Jakiemu nasieniu pozwalam kiełkować w moim sercu?
Dzisiejsza Ewangelia jest jednoznaczna, "nasienie kiełkuje i rośnie, sam nie wie jak" (Mt 4, 26)
Jeśli karmię się Słowem Bożym i jeśli pozwalam Mu wydawać we mnie takie owoce, jakie zaplanowało, mogę dostrzegać w sobie owoce Ducha Świętego: "Owocem zaś ducha jest: miłość, radość, pokój, cierpliwość, uprzejmość, dobroć, wierność, łagodność, opanowanie." (Ga 5, 22-23a)

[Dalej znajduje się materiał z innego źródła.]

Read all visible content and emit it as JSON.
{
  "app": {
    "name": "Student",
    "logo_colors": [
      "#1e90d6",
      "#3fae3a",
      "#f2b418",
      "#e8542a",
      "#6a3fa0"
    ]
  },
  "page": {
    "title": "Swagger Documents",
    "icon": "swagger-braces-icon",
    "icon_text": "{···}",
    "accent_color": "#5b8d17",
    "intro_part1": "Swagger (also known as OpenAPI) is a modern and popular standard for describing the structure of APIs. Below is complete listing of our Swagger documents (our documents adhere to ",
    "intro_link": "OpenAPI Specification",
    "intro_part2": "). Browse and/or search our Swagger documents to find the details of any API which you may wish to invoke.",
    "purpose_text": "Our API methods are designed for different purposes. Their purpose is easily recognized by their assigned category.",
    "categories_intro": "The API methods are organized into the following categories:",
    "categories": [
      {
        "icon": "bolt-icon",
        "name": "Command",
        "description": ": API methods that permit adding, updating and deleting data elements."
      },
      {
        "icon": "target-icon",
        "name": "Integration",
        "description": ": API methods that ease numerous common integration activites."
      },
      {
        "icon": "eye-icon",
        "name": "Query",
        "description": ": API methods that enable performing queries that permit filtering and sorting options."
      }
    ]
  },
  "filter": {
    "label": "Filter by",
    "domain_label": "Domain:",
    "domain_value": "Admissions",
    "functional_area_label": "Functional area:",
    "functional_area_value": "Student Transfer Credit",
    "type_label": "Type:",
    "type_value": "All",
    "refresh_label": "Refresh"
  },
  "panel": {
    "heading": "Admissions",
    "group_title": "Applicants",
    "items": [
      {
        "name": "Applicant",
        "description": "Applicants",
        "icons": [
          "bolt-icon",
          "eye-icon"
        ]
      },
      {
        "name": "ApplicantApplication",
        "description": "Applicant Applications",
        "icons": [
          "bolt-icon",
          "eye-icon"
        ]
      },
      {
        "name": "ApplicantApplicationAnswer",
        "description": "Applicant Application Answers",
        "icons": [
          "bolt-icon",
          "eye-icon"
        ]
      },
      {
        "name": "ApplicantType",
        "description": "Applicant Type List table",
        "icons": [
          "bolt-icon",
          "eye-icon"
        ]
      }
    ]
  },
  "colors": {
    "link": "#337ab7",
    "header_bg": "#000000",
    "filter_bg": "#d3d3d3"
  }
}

Jeśli natomiast pozwalam, by we mnie kiełkowały złe nasiona, jeśli pozwalam, by światowe trendy i wzorce bardziej wzrastały w moim sercu i za nimi podążam, wówczas nie ma się czemu dziwić, że stajemy się zniecierpliwieni, zmęczeni, pełni zazdrości, zawiści, szukamy swego, wzrasta w nas egoizm, które bardzo łatwo mogą prowadzić do poczucia beznadziei, braku własnej wartości czy depresji.
Jakie nasienie kiełkuje w moim sercu? Jakie wydaję owoce? Czy wzrasta we mnie Królestwo Boże i mogę je rozszerzać w świecie? Czy też podążam za tym, co mi nie przynosi szczęścia i prowadzi do frustracji?